SPRINGFIELD, Ill., Nov. 1 (UPI) -- A federal appeals court panel has ordered Illinois' former Republican governor, George Ryan, to report to prison Nov. 7 to begin serving a 6 ½ year sentence.
Ryan, 73, who served one-term as governor from 1999 to 2003, was convicted on federal corruption charges in April 2006 after a six-month trial. He was accused of accepting cash, gifts and vacations from friends and lobbyists in return for state contracts. He and co-defendant Larry Warner have been free on bond pending appeals, the St. Louis Post-Dispatch reported Thursday.

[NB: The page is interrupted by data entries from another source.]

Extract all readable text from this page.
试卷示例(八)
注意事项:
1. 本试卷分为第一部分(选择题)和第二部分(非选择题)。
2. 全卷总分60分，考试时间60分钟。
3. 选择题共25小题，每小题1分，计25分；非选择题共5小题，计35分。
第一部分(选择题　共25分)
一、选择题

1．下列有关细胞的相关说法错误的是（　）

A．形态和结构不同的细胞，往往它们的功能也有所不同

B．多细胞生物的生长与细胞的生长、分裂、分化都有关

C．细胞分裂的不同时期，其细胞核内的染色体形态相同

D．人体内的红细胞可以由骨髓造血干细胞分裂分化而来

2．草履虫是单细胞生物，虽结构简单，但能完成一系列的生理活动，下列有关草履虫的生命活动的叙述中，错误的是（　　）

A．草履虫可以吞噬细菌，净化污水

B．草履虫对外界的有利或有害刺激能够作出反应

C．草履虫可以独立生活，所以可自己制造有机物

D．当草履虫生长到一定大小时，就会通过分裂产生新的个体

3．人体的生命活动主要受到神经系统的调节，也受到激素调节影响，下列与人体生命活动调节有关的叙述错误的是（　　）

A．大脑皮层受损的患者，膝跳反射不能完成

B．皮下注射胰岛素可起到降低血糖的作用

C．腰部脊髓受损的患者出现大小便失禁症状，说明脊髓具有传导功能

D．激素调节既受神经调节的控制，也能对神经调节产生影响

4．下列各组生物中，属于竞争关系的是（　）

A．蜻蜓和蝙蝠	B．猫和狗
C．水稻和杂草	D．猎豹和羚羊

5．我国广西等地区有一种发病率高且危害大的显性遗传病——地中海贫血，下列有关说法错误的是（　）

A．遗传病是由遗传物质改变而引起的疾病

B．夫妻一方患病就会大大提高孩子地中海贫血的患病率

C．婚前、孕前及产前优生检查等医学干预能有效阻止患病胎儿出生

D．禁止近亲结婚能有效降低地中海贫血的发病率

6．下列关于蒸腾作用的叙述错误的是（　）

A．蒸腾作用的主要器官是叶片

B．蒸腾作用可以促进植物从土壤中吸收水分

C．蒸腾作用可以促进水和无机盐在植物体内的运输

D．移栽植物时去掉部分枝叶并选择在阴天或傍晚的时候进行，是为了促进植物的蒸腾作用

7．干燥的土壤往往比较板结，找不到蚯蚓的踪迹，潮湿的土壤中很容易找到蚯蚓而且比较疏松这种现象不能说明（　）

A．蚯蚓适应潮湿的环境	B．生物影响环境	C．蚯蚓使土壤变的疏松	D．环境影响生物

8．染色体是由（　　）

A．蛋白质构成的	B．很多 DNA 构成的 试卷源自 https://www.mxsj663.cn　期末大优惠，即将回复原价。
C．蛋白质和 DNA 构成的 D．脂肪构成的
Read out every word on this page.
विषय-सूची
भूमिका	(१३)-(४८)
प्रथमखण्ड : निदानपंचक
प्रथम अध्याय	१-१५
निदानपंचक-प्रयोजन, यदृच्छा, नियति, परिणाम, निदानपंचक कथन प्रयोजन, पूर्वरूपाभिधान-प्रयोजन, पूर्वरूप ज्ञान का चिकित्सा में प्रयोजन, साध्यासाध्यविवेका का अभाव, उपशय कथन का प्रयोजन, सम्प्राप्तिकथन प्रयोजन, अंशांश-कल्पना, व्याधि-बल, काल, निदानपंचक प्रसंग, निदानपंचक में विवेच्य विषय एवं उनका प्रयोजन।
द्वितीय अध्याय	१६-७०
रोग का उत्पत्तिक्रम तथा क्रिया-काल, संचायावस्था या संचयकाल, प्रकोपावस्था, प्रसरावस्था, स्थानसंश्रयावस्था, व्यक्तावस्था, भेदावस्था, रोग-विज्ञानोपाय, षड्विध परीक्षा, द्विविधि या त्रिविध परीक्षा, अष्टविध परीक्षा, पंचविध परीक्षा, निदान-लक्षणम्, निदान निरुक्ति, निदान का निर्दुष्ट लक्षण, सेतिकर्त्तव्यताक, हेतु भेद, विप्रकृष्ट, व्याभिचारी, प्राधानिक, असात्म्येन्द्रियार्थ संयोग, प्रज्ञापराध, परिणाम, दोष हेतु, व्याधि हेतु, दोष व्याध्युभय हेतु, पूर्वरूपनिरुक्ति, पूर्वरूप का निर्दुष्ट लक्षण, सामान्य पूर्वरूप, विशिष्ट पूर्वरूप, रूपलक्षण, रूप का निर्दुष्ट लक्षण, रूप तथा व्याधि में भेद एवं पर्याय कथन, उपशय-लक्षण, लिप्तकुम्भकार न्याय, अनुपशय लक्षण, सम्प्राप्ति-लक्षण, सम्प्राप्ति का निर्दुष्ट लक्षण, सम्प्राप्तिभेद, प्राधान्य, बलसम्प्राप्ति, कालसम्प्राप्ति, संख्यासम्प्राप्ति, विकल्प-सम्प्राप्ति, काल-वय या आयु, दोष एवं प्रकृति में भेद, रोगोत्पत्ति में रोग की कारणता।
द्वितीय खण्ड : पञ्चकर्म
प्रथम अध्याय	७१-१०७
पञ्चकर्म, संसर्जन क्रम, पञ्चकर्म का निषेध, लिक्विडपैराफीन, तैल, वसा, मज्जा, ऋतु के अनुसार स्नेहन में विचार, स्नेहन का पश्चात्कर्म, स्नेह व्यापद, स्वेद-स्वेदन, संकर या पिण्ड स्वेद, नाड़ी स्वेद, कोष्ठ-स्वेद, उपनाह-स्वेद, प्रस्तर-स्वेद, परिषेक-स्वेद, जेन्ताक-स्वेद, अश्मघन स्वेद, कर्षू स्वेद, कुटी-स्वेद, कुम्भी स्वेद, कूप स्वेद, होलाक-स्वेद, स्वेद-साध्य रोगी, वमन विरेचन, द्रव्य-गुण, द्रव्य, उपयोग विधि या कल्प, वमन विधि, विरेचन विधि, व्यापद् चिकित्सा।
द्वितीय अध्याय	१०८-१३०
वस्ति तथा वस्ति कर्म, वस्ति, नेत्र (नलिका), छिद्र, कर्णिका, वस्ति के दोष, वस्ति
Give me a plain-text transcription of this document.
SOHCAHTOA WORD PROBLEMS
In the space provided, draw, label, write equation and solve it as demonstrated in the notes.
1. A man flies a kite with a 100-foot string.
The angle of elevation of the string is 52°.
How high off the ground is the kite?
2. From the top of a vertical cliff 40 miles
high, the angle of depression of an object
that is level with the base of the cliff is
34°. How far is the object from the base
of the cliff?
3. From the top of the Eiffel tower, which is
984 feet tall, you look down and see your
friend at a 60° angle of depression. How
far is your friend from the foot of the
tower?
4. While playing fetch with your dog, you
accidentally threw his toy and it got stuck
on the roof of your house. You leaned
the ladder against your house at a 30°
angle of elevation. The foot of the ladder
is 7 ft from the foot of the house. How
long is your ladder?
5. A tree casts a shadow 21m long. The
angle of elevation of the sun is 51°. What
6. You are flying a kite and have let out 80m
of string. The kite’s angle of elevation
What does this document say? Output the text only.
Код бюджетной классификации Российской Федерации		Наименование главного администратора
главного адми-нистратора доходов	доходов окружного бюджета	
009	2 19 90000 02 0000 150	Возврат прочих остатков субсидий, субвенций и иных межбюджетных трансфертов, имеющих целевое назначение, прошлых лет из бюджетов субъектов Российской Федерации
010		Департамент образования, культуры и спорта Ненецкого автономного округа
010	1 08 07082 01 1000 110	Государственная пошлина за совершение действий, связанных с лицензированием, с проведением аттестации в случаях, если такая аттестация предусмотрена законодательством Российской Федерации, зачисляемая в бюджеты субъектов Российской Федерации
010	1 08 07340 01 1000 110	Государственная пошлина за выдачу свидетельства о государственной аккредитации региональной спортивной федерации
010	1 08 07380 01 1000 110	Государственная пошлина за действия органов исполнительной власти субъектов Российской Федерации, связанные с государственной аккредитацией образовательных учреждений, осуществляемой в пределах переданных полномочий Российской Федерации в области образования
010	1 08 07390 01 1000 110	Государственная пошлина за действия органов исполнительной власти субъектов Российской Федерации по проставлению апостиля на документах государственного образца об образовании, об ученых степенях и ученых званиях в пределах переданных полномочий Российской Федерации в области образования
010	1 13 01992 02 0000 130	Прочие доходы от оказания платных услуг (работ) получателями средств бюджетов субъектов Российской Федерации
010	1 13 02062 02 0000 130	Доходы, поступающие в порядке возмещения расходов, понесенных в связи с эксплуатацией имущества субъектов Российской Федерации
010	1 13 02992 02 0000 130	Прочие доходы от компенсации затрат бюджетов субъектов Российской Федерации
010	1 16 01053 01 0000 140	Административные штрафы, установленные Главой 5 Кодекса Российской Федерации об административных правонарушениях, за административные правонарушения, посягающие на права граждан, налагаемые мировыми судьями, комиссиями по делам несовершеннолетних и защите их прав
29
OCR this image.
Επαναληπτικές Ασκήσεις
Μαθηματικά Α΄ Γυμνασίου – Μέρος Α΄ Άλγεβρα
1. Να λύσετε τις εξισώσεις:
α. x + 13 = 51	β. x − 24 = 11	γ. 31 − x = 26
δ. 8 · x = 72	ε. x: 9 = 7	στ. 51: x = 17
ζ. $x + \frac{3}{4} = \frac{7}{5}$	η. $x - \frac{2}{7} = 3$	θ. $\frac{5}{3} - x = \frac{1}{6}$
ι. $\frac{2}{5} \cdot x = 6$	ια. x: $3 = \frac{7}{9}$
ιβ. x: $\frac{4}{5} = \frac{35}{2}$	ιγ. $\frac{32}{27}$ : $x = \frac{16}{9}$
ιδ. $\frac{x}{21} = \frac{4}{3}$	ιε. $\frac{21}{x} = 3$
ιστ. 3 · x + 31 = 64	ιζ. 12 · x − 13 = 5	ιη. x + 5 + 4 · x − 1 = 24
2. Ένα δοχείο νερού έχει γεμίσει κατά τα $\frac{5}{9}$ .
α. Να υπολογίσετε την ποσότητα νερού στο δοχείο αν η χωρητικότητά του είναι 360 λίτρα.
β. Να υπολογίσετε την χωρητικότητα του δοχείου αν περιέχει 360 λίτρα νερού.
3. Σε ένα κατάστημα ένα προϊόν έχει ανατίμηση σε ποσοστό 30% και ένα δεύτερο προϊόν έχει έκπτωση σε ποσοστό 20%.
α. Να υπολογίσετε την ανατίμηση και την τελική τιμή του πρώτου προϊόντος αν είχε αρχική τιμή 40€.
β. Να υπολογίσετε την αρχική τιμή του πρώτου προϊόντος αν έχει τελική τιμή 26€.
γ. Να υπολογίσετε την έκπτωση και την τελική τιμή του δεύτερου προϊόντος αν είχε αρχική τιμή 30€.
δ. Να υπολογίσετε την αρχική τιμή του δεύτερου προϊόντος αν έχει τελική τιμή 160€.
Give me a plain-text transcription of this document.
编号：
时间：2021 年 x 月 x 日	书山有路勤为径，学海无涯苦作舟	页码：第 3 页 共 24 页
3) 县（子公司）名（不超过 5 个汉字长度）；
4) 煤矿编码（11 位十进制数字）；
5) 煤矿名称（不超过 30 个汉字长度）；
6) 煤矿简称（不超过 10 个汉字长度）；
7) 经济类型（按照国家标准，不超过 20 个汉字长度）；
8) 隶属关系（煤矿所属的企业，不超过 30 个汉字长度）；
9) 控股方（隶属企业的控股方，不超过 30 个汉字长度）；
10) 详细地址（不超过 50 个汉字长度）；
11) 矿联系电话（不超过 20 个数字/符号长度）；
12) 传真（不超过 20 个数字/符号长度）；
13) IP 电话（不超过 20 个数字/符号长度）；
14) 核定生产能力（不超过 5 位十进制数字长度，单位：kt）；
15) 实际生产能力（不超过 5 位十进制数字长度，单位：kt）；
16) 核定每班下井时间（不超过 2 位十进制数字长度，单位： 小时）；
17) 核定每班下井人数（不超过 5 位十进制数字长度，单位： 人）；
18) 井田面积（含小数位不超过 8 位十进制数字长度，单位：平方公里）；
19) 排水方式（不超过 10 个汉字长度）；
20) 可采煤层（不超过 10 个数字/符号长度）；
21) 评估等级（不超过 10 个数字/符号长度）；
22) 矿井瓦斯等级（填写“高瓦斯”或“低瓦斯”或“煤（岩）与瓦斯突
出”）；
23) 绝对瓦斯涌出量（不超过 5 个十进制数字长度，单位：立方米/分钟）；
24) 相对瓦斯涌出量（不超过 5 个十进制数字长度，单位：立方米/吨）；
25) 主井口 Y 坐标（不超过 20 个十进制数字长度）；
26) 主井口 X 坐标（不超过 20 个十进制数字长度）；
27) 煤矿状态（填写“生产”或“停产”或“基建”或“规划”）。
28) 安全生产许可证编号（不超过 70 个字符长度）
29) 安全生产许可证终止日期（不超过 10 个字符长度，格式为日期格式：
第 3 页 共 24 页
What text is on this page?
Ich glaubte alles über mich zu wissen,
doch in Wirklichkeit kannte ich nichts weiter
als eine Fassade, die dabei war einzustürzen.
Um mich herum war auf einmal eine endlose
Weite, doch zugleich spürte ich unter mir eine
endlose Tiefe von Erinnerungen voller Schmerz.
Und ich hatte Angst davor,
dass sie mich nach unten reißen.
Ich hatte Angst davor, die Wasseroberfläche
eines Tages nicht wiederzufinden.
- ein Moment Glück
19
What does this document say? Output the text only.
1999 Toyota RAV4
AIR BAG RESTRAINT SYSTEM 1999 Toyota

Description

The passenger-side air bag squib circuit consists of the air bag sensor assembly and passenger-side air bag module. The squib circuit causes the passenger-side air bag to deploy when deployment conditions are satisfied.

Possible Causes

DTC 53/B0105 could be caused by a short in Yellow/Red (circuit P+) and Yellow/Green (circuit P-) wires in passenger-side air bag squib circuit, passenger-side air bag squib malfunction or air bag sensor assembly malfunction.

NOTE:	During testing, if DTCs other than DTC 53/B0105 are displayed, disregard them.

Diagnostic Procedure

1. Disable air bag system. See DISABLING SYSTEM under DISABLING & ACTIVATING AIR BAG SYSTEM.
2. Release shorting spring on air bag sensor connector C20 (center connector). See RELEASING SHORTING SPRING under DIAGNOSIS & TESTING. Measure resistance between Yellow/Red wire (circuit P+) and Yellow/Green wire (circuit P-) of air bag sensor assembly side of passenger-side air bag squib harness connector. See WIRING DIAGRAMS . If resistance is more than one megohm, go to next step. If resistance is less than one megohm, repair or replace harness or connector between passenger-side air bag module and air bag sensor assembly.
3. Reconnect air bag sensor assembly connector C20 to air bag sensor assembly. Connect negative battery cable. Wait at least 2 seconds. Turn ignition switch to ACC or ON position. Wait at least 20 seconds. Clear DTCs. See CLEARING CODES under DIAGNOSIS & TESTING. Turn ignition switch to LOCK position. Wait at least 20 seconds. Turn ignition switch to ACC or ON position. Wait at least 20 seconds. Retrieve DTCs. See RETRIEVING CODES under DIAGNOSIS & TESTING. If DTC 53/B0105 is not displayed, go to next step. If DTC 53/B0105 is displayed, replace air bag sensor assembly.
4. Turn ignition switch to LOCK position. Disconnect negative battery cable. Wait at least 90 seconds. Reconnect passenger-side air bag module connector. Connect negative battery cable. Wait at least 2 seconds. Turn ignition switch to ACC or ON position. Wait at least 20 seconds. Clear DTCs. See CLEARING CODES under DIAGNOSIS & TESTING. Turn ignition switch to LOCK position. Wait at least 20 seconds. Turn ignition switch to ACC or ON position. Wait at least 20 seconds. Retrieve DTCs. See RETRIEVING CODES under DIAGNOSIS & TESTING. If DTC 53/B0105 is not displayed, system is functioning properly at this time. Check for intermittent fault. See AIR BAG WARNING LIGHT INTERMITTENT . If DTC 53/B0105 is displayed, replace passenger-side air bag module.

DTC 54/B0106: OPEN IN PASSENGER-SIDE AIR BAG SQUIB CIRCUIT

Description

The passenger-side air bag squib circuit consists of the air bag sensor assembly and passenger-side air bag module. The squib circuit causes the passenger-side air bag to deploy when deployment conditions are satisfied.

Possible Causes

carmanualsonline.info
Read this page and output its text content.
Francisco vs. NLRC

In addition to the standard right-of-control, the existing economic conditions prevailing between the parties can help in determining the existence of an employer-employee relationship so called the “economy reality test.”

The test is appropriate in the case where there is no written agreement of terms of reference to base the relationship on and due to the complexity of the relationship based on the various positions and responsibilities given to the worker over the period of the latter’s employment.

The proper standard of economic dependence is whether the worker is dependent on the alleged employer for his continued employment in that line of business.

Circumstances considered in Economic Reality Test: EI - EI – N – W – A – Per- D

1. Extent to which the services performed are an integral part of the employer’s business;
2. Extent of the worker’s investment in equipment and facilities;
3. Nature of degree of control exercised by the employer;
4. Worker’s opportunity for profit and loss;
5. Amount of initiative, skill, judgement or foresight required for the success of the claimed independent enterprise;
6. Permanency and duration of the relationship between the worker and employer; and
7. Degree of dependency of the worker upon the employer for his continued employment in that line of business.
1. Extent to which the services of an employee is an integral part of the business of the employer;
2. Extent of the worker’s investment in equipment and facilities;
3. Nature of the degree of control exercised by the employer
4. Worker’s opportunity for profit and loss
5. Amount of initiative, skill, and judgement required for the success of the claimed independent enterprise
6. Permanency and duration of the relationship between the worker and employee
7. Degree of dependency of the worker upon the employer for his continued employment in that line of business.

But a three-member panel of the 7th U.S. Circuit Court of Appeals denied their motion to remain free pending a decision by the U.S. Supreme Court whether to hear their appeal that the long trial was unfair and unjust. A request for a stay was filed with Justice John Paul Stevens Wednesday.
The panel, in a split decision Wednesday, denied Ryan's effort to avoid reporting to prison, saying his "day of reckoning" had come.
The grandfatherly Ryan was ordered to report to the minimum-security federal prison camp at Duluth, Minn., on Nov. 7 to begin his sentence. His legal team is already trying to have him reassigned to the federal facility in Oxford, Wis., that is closer to his family in Illinois.